Oxygenation is affected by the increased work of breathing and the loss of alveolar tissue. Although some alveoli enlarge, the curves of alveolar walls decrease and less surface area is available for gas exchange. Often the patient adjusts by increasing the respiratory rate, so arterial blood gas (ABG) values may not show gas exchange problems until the patient has advanced disease. Then carbon dioxide is produced faster than it can be eliminated, resulting in carbon dioxide retention and chronic respiratory acidosis (see Chapter 14). The patient with late-stage emphysema also has a low arterial oxygen (PaO₂) level, because it is difficult for oxygen to move from diseased alveoli into the blood.

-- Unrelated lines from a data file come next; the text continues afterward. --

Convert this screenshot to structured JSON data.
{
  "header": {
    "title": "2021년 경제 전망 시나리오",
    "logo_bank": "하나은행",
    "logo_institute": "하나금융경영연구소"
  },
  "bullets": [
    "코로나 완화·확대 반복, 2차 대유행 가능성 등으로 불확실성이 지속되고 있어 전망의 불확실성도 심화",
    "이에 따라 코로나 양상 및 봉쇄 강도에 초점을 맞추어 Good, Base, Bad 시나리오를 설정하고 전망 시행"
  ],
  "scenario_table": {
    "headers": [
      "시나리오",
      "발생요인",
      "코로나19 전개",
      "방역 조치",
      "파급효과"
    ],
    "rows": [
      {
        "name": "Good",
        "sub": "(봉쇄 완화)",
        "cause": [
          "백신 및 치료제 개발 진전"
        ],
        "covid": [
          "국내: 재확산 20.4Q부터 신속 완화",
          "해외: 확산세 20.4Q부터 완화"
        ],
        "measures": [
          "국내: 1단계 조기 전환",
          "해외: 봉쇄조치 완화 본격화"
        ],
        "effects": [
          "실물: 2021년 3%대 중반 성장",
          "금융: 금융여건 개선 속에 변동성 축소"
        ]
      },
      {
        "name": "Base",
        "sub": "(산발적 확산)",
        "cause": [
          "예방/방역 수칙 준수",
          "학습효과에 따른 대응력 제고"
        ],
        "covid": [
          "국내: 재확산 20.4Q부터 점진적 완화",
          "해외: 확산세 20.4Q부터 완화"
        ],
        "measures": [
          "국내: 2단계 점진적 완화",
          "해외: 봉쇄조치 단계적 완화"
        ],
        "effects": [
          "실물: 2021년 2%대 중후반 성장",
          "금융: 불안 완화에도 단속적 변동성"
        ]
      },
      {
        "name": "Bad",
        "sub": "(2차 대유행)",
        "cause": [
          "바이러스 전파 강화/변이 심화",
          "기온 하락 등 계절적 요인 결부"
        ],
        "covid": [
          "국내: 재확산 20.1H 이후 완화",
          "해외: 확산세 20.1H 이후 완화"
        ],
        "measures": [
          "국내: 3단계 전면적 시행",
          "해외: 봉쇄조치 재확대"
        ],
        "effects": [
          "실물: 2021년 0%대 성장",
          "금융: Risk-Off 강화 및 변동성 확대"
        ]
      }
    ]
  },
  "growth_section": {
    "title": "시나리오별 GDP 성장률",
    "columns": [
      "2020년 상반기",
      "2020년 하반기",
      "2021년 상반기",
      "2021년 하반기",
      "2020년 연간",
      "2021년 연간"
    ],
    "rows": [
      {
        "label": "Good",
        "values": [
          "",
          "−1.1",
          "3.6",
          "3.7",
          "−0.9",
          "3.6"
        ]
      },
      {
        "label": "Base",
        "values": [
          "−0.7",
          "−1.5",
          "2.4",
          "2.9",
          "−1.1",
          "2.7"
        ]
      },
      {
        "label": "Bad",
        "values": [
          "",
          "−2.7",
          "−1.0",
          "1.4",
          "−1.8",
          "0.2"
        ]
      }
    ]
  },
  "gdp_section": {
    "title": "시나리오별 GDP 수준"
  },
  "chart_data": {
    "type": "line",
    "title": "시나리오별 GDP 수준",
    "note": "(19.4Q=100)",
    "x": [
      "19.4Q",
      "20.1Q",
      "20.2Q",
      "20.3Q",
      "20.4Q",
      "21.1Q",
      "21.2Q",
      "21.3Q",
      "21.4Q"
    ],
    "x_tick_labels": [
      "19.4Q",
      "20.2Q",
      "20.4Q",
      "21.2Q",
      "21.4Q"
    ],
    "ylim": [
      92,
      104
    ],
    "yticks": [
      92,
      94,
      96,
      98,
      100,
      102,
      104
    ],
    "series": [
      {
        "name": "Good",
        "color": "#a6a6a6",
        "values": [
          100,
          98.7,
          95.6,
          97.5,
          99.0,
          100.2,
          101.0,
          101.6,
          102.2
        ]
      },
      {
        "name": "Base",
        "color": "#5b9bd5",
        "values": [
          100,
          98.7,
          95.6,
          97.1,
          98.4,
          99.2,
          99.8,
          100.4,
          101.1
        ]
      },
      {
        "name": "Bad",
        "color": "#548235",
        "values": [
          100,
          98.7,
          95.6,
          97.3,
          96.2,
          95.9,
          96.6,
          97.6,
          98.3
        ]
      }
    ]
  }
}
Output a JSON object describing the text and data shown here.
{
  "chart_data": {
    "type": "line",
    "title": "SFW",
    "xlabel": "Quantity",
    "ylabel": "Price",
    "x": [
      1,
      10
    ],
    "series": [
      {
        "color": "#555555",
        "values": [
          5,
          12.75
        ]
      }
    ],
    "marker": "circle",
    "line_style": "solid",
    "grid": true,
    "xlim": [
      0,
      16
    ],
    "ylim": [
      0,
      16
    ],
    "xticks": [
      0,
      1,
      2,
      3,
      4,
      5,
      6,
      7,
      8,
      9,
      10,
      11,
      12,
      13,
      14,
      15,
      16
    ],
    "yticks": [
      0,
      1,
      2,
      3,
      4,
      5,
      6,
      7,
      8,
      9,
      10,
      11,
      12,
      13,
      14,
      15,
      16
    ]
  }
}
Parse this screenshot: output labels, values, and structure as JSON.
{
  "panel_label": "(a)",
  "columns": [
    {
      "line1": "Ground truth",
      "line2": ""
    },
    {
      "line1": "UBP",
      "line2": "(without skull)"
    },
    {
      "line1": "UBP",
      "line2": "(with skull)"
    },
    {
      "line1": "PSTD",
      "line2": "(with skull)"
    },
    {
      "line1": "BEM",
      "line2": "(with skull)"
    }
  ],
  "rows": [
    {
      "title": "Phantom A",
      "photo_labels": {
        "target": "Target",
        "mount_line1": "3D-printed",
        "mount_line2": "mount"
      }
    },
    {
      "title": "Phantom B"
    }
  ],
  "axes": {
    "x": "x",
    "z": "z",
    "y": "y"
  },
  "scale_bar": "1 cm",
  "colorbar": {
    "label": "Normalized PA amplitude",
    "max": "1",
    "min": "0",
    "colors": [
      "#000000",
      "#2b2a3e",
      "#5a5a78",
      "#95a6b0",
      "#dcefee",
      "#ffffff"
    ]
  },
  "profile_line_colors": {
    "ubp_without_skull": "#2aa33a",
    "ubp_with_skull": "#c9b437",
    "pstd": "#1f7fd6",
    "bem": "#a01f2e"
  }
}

Emphysema is classified as panlobular, centrilobular, or paraseptal depending on the pattern of destruction and dilation of the gas-exchanging units (acini) (see Fig. 32-1). Each type can occur alone or in combination in the same lung. Most are associated with smoking or chronic exposure to other inhalation irritants.

About 100,000 Americans have severe AAT deficiency, and many more have mild to moderate deficiencies (Nussbaum et al., 2007). Although an AAT deficiency also can cause problems in the skin and liver, lung diseases are more common.

The prevalence of chronic bronchitis and emphysema in the United States has been estimated at about 13.5 million (for chronic bronchitis) and 2 million (for emphysema). Chronic obstructive pulmonary disease (COPD) is the fourth leading cause of morbidity and mortality in the United States (Global Initiative for Chronic Obstructive Lung Disease [GOLD], 2009).

Cardiac failure, especially cor pulmonale (right-sided heart failure caused by pulmonary disease), occurs with bronchitis or emphysema. Air trapping, airway collapse, and stiff alveolar walls increase the lung tissue pressure, making blood flow through lung vessels more difficult. The increased pressure creates a heavy workload on the right side of the heart, which pumps blood into the lungs. As the disease progresses, the amount of oxygen in the blood decreases, causing major blood vessels in the lung to constrict. To pump blood through these narrowed vessels, the right side of the heart generates high pressures. In response to this heavy workload, the right chambers of the heart enlarge and thicken, causing right-sided heart failure with backup of blood into the general venous system. Chart 32-10 lists key features of cor pulmonale.